When your field of study is the known universe and everything in it, you generate a lot of data.
This has never been more true for astronomers as the current generation of telescopes observe not just a single object or tiny patch of sky, but the entire sky for an entire night, night after night after night.
In the past 10 years, projects like the Canadian Hydrogen Intensity Mapping Experiment (CHIME) in British Columbia — in which the University of Toronto is a collaborator — and space telescope missions like the Milky Way galaxy-mapping Gaia and the exoplanet-hunting Kepler have all been part of a “data-driven” revolution in astronomy.
When it begins operation in the 2020s, the SKA will be the largest radio telescope ever built. As it scans the sky, it will generate 600 petabytes of data a year. If you had to store that much data on a typical laptop computer with 500 gigabytes of memory, you’d need a million laptops.
Big data isn’t better data
The age of really big data in astronomy places even greater importance on the tools used to analyze and make sense of this scientific trove. Techniques based on machine learning can handle the classification aspect of the task — sifting through the data to identify asteroids, variable stars, quasars, etc. — but investigating these objects and discovering their true nature still relies on a well-equipped statistical toolbox.
“The LSST will collect terabytes of data,” says Gwen Eadie. “But big data is not necessarily going to answer all your questions. Having big data is great but in order to understand its properties, you need rigorous statistical practices.”
Eadie is an astrostatistician — a rare breed of scientist with one foot firmly in astronomy and the other firmly in statistics.
“The data science revolution has had a deep and rapid impact on academia and industry,” says Radu Craiu, chair of the statistics department. “We have taken a follow-the-data approach and initiated a sustained campaign of joint hires with relevant departments like astronomy and astrophysics who have rich, data-driven research programs.”
According to Ray Carlberg, astronomy and astrophysics chair, “Astronomers are realizing that the best way to handle many aspects of these enormous datasets is to apply more statistical methodology to the problems and invent new methods.

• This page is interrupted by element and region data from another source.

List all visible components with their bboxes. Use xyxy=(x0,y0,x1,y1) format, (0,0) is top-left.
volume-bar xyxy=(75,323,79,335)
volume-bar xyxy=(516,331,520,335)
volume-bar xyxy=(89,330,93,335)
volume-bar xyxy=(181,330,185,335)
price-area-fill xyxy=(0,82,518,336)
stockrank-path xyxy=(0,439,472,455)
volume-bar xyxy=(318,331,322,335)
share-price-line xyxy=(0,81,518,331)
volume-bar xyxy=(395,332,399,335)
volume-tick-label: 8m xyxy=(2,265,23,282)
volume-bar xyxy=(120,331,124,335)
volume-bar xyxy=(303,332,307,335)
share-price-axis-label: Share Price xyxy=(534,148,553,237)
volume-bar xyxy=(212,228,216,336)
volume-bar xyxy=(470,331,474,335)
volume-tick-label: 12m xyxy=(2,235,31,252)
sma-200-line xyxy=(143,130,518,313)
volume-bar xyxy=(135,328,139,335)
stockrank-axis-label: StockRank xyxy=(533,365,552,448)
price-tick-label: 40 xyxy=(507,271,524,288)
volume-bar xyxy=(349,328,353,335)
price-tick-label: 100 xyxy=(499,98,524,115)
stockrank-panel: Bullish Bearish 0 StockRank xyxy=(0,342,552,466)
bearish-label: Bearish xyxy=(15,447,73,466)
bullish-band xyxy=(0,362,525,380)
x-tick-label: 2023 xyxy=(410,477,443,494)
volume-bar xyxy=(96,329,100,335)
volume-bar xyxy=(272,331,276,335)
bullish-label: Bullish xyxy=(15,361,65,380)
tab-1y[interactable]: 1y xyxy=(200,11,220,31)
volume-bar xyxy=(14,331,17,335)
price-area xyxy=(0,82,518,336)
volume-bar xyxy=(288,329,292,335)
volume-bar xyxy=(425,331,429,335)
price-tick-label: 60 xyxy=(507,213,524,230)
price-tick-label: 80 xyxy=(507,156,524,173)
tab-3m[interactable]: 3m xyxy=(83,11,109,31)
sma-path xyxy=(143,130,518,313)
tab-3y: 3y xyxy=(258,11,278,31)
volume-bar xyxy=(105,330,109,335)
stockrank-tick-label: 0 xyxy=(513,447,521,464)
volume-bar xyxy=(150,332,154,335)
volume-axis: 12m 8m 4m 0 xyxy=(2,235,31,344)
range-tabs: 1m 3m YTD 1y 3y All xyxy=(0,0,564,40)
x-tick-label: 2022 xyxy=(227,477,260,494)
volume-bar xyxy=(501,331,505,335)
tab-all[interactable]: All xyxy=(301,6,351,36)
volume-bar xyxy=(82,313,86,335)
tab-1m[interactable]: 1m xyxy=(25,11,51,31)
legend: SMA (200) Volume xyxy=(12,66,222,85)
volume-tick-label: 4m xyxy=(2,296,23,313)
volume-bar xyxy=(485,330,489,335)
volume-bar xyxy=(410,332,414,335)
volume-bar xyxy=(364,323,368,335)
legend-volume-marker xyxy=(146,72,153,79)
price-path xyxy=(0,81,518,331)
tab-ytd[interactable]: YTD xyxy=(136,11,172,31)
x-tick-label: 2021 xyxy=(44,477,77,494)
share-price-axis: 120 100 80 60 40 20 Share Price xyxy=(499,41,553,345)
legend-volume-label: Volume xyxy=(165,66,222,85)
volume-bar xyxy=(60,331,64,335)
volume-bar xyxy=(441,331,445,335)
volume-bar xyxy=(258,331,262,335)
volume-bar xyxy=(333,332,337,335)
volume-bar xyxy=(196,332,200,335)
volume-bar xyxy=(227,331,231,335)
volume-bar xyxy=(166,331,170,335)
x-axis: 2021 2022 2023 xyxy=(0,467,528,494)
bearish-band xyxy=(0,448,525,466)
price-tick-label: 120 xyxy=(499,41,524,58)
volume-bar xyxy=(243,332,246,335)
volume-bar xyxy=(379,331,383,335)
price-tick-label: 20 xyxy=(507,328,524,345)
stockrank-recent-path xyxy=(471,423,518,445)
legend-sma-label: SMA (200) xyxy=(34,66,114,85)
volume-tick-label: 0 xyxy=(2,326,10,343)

“Moreover, providing high-quality statistical training to our students broadens their career opportunities. Creating this position was a strategic choice that combines research and education.”
Eadie is currently developing an astrostatistics course which will be available to students in both the statistics and astronomy programs.
“When someone once asked me to describe my dream faculty job,” she says, “I told them it would be a joint appointment between statistics and astronomy. So when this job became available, it was the ideal fit for me. I’m super excited to be here.”
“Weighing” the Milky Way galaxy
Even though Eadie took mostly science classes in grade 12 and was good at math, it would have been difficult to forecast a STEM (science, technology, engineering and mathematics) career for her at the time. She had been an ardent figure skater since an early age and after high school joined a Disney on Ice touring company for three years, performing throughout North and South America.
A career in science still wasn’t on the horizon after she left the ice show circuit and started university as an English major. But an introductory astronomy lecture sparked an interest in the field and an English composition she wrote about the Hubble Space Telescope fanned the flames. When a mentor expressed surprise she wasn’t considering a career in science, it was another sign to change programs and take the first step toward becoming an astrostatistician.
That step was followed by a second. “In graduate school, I still hadn’t received any formal training in statistics because it’s typically not in the astronomy or physics curriculum,” says Eadie. “So I attended an astrostatistics summer school where actual statisticians taught statistics for astronomers.
“It helped me realize how important this interdisciplinary approach is.”
It is this approach that Eadie has taken in one of her long-term projects: determining the mass of the Milky Way galaxy — an investigation with ramifications for measuring the amount of dark matter in the galaxy and studying of the evolution of galaxies.
She and her collaborators applied a statistical tool called Bayesian analysis to data for globular clusters — spherical-shaped swarms of tens to hundreds of thousands of stars within our home galaxy. This approach sidestepped the fact that data about the clusters’ motions was incomplete and put the galaxy’s mass at equivalent to 1000 billion suns.
In a more recent paper, the researchers applied this method using data from the Gaia space telescope and refined the estimate to 700 billion suns — a figure largely in agreement with other methods of “weighing” the galaxy.
Eadie hopes this approach will prove to be the definitive method and is as optimistic and confident about the overall promise of astrostatistics.
“When it comes to data analysis in astronomy in the era of big data,” says Eadie, “we will advance knowledge more effectively when we step out of our disciplinary silos and work with people in areas such as statistics, applied mathematics and computer science.
“Not only will this help our science, it will also prevent us from re-inventing the wheel. Interdisciplinary collaboration can even lead to new ways of approaching data analysis, which can in turn can lead to exciting discoveries in many other disciplines.”